K = scipy.io.mmio.mmread('data/nasa1824.mtx').tocsr()
f = numpy.squeeze(scipy.io.mmio.mmread('data/nasa1824_b.mtx'))

# Direct solve
t0 = time.time()
u = scipy.sparse.linalg.spsolve(K, f)
t1 = time.time()
err = scipy.linalg.norm(K*u - f)
print("spsolve() time = %f seconds" % (t1-t0))
print("err = %e" % err)

# Iterative solve (Conjugate Gradient)
t0 = time.time()
u, info = scipy.sparse.linalg.cg(K, f, tol=1.e-7)
t1 = time.time()
err = scipy.linalg.norm(K*u - f)
print("cg() time = %f seconds" % (t1-t0))
print("err = %e" % err)
print("info = %d" % info)

Sparse matrix eigenvalues

import scipy.io
import scipy.sparse.linalg
A = scipy.io.mmio.mmread('data/LFAT5.mtx')
scipy.sparse.linalg.eigsh(A,return_eigenvectors=False)

SciPy summary

• Take a look at what is available so when the time comes you will know not to write those things from scratch

• Some of these even allow you to utilize parallel computing because the implementations are multithreaded and will use multiple CPU cores

matplotlib

Examples from: http://matplotlib.org/gallery.html

Getting started

• Plotting functionality can be access through either of these two module names:

  • matplotlib.pyplot

  • pylab

• pylab module combines the namespaces of the matplotlib.pyplot module plus numpy and is intended for quick, interactive use

• matplotlib.pyplot is intended for use when writing code to be executed out of a .py file

• Conventions:

  • import matplotlib.pyplot as plt

  • import numpy as np

pylab includes numpy

import pylab
a = pylab.arange(9, dtype=pylab.float64)
print(a)
a = pylab.arange(9, dtype=pylab.float64).reshape(3,3)
print(a)

matplotlib.pyplot

Doesn't include numpy functionality:

import matplotlib.pyplot
a = matplotlib.pyplot.arange(9)

Your first plot

Some good Jupyter Settings:

import matplotlib.pyplot as plt
import numpy as np
%matplotlib inline
%config InlineBackend.figure_format = 'svg'

A simple plot:

plt.plot(2*np.arange(5))

Saving to a file

The savefig function saves the most recent plot to disk.

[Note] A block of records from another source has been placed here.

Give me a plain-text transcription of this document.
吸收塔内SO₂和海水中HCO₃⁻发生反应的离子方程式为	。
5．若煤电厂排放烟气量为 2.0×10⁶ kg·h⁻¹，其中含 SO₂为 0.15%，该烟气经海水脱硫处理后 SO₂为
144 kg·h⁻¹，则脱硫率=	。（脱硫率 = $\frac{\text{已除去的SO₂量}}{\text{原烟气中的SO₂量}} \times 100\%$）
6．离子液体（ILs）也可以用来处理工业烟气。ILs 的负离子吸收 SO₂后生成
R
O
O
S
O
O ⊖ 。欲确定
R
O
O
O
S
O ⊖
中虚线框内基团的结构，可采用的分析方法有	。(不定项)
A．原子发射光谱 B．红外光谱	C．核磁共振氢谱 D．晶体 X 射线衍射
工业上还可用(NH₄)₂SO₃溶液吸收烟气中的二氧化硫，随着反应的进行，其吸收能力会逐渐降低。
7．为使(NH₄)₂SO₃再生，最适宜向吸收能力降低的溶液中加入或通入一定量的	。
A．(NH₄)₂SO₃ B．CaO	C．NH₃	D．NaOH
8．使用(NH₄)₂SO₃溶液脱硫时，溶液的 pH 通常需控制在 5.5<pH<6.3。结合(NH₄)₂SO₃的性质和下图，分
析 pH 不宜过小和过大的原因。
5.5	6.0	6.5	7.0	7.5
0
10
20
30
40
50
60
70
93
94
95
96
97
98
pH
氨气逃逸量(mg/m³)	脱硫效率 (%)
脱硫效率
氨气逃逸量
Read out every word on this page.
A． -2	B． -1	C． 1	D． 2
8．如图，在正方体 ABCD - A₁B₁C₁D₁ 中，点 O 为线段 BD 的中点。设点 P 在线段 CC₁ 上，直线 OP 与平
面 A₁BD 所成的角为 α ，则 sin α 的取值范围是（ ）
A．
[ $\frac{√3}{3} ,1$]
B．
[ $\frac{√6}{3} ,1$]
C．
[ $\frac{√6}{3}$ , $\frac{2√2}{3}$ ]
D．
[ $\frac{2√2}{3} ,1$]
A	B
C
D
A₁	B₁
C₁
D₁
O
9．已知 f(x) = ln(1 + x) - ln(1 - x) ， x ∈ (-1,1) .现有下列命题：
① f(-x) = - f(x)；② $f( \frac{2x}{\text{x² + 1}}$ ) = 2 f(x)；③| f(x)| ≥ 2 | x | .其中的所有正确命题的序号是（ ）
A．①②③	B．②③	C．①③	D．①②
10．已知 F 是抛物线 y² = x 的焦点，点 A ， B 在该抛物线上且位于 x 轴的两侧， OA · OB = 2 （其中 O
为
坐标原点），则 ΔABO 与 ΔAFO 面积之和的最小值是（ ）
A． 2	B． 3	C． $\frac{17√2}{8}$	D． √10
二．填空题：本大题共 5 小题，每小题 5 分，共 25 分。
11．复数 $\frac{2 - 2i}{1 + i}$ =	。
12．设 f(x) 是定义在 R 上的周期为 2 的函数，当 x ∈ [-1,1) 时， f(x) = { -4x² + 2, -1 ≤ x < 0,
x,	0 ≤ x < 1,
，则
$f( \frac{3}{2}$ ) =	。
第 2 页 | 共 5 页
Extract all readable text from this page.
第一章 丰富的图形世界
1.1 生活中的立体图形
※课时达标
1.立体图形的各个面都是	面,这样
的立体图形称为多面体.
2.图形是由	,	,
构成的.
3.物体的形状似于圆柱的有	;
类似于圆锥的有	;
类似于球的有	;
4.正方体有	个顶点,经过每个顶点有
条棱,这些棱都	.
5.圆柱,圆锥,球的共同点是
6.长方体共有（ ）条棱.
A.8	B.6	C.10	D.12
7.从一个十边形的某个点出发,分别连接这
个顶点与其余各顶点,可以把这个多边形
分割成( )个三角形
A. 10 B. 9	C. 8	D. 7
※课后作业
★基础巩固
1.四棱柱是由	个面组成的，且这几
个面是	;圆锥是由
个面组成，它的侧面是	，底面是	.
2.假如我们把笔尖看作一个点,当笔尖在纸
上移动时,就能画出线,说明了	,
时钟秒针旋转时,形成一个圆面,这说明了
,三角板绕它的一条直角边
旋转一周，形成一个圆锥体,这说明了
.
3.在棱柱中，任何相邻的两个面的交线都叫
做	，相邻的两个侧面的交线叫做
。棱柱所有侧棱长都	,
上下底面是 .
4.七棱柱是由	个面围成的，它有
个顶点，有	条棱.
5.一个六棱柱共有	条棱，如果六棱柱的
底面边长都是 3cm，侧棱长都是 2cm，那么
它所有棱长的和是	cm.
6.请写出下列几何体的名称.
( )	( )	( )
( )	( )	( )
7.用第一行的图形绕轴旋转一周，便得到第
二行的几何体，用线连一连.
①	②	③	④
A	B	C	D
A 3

The file type is determined by the extension:

plt.plot(2*np.arange(5))
plt.savefig('figure1.jpg')
plt.savefig('figure1.png')
plt.savefig('figure1.pdf')

Let's look at the files!

%ls

Start a new figure

plt.figure(2)
plt.plot(2*np.arange(5), 3*np.arange(5))
plt.show(block=False)

Controlling the line type

plt.figure(3)
time = np.arange(0,1.01,0.01)
signal = np.sin(2*np.pi*time)
plt.plot(time, signal, 'bx')
plt.show(block=False)

Text

plt.figure(4)
plt.plot(time, signal, 'r-')
plt.xlabel('Time')
plt.ylabel('Signal')
plt.title('Signal Strength')
plt.show(block=False)

Axis

plt.figure(5)
plt.plot(time,signal,'g-')
plt.axis([0, 1, -1.5, 1.5])
plt.show(block=False)

Plotting multiple data

plt.figure(6)
signal2 = np.cos(2*np.pi*time)
plt.plot(time,signal,'r-',time,signal2,'b--')
plt.show(block=False)

Legend

plt.figure(7)
p1, = plt.plot(time,signal,'r-')
p2, = plt.plot(time,signal2,'b--')
plt.legend([p1, p2], ["sin", "cos"])
plt.show(block=False)

Subplots

plt.figure(8)
plt.subplot(211)
plt.plot(time,signal,'r-')
plt.subplot(212)
plt.plot(time,signal2,'b--')
plt.show(block=False)

Pseudocolor plot

delta = 0.05
X = np.arange(-2., 2.+delta, delta)
Y = np.arange(-1., 3.+delta, delta)
X, Y = np.meshgrid(X, Y)
Z = (1.-X)**2 + 100.*(Y-X*X)**2
plt.figure(9)
plt.pcolor(X, Y, Z)
plt.colorbar()
plt.axis([-2, 2, -1, 3])
plt.show(block=False)